Here’s a critique of Budhydharma’s rhetorical style, with which I do not always agree.  But I will say this.  Often the defense of corporate plutocracy goes along these lines: “If you don’t like their way of doing business, start one of your own!”  As if we all had the resources for such a thing.  Sometimes, however, realism demands that we actually do start something of our own — not necessarily as a way of challenging the Big Boys, but because we will need some kind of organization-in-reserve for the time when our day will come, because everyone will be able to see and hear and feel that the predicted trainwreck has actually come.

Perhaps the best organizations for this period of history are the ones with no bureaucracy.  Bureaucrats typically don’t do anything productive: mostly what they do is to tell everyone that nothing will be done without their permission.  In this regard, may I recommend joining one’s local Food Not Bombs chapter?  Feeding the hungry is pretty basic stuff.

All the “I give up on Obama” purity trollery needs to stop.
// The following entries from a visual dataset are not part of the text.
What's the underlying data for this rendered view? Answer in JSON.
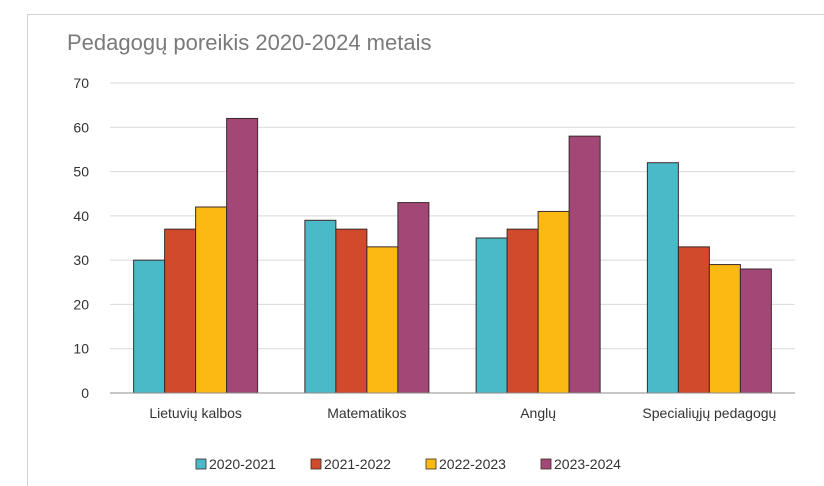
{
  "chart_data": {
    "type": "bar",
    "title": "Pedagogų poreikis 2020-2024 metais",
    "xlabel": "",
    "ylabel": "",
    "ylim": [
      0,
      70
    ],
    "yticks": [
      0,
      10,
      20,
      30,
      40,
      50,
      60,
      70
    ],
    "grid": true,
    "legend_position": "bottom",
    "categories": [
      "Lietuvių kalbos",
      "Matematikos",
      "Anglų",
      "Specialiųjų pedagogų"
    ],
    "series": [
      {
        "name": "2020-2021",
        "color": "#4bbac8",
        "values": [
          30,
          39,
          35,
          52
        ]
      },
      {
        "name": "2021-2022",
        "color": "#d04a2b",
        "values": [
          37,
          37,
          37,
          33
        ]
      },
      {
        "name": "2022-2023",
        "color": "#fdb913",
        "values": [
          42,
          33,
          41,
          29
        ]
      },
      {
        "name": "2023-2024",
        "color": "#a34876",
        "values": [
          62,
          43,
          58,
          28
        ]
      }
    ]
  }
}
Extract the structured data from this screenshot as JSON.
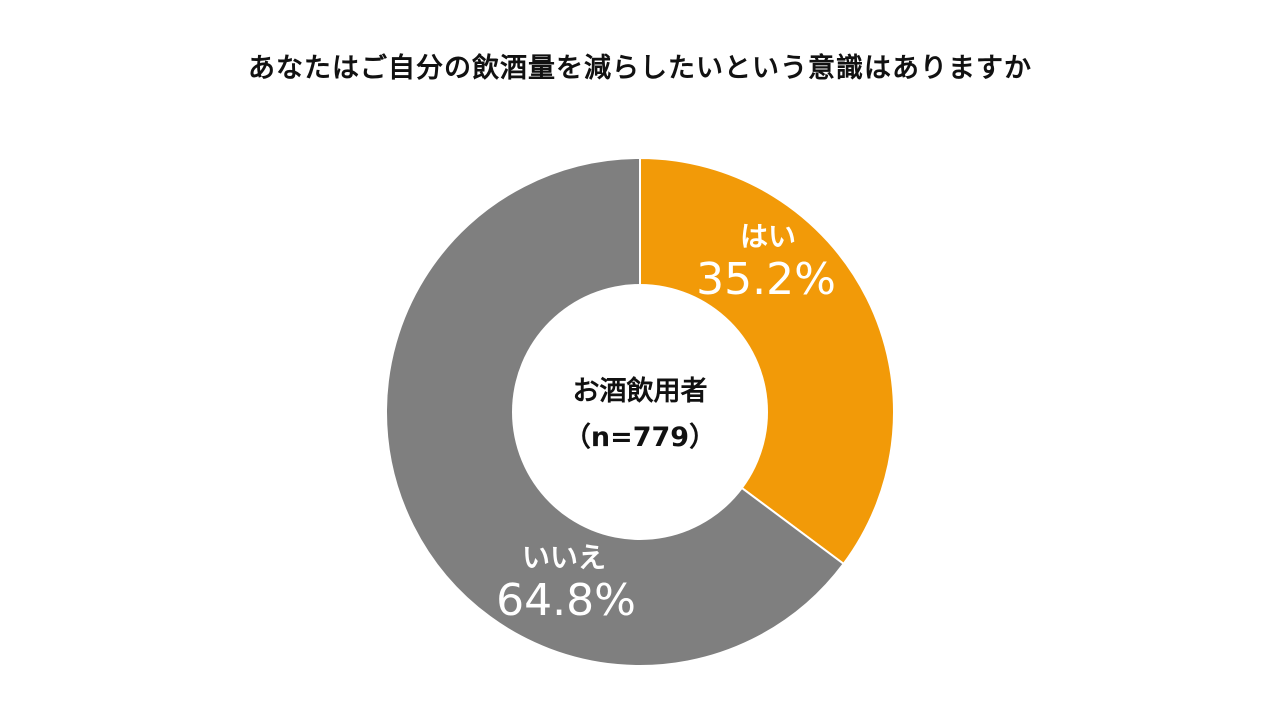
{
  "chart_data": {
    "type": "pie",
    "variant": "donut",
    "title": "あなたはご自分の飲酒量を減らしたいという意識はありますか",
    "center_label": [
      "お酒飲用者",
      "（n=779）"
    ],
    "slices": [
      {
        "label": "はい",
        "value": 35.2,
        "display": "35.2%",
        "color": "#f29a08"
      },
      {
        "label": "いいえ",
        "value": 64.8,
        "display": "64.8%",
        "color": "#7f7f7f"
      }
    ]
  }
}
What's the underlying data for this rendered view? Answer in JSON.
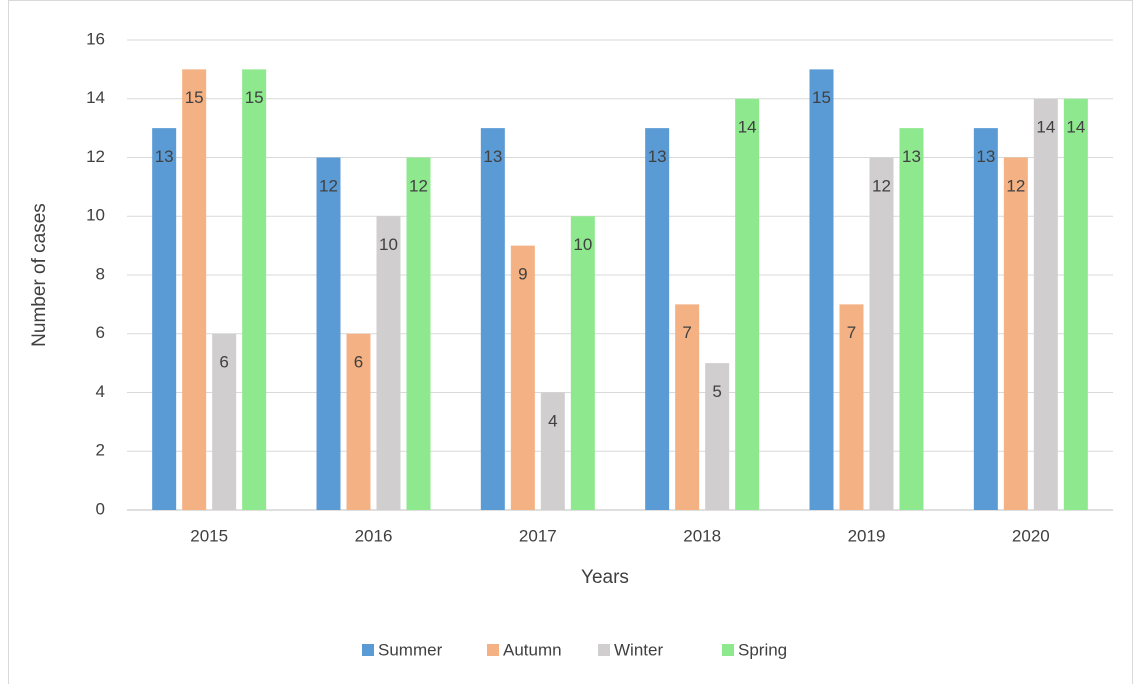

Loyalty to Obama means little.  Obama is a politician — he does what politicians do.  Nor, for that matter, is “giving up on” Obama.  Obama’s crowning virtue is not that he’s politically efficacious at anything — but, rather, that he understands that he’s a politician, whereas Bush II thought he stood for something (“God told me…”) while still being a tool.

The cause is not progressive politcs.  Its reform through electoral victory of Dems.

Reform will do little if the system is inappropriate to the challenges before it.  It is not enough to question whether a particular line of policy is “ours” — we must also ask whether or not a particular line of policy is appropriate to our time.

You will get some things you want over time and about other things you will remain disappointed. With a Democratic President, you’ll have more to be happy about than with a Republican – for example, we got the stimulus we needed and wouldn’t have had under President McCain. We are getting a President who is pushing for a public healthcare option – which we obviously wouldn’t have got under President McCain.

If ‘the left’ decides to walk and vote for some 3rd party candidate next time, I’d just caution to remember 2000 and what happened when purists refused to vote for Al Gore.

Not all priorities are equal, of course.  The problem with neoliberal Presidents (Carter in his last year, Reagan, Bush I, Clinton, Bush II, Obama) is that they don’t renounce neoliberalism, which is the primary reason why world-society faces such a nasty end with economic and ecological outcomes today.  Many of us voted for 3rd party Presidential candidates out of hopes that perhaps someone could be sent to DC with the courage to oppose neoliberalism.



If we were to take some rather drastic actions now, it might be good for our chances of survival tomorrow — on abrupt climate change, on economic issues, on health care issues, and so on.  Unfortunately, nothing of the sort is likely to issue from Washington DC, nor from a public stuck with a number of ingrained (yet obsolete) assumptions about the “American Dream” and the good life.

A lot of this has to do with the ongoing process (three hundred years and counting) of the consolidation of political elites within the capitalist system.  We may have to stand against all of them for some time before we can get some of the most important political changes.

There is only so much we can do about this situation through productive political conversation on a forum such as DailyKos.com.  I believe that most of that productivity is going to come through movement-building — thus my last diary.  But, generally, I think it’s best to drop the meme of “unity,” and to be tolerant of the whines of our more whiny colleagues.    If they complain too loudly, think of it as a symptom of something else — or go a-lookin’ for solutions to the problems they so loudly describe.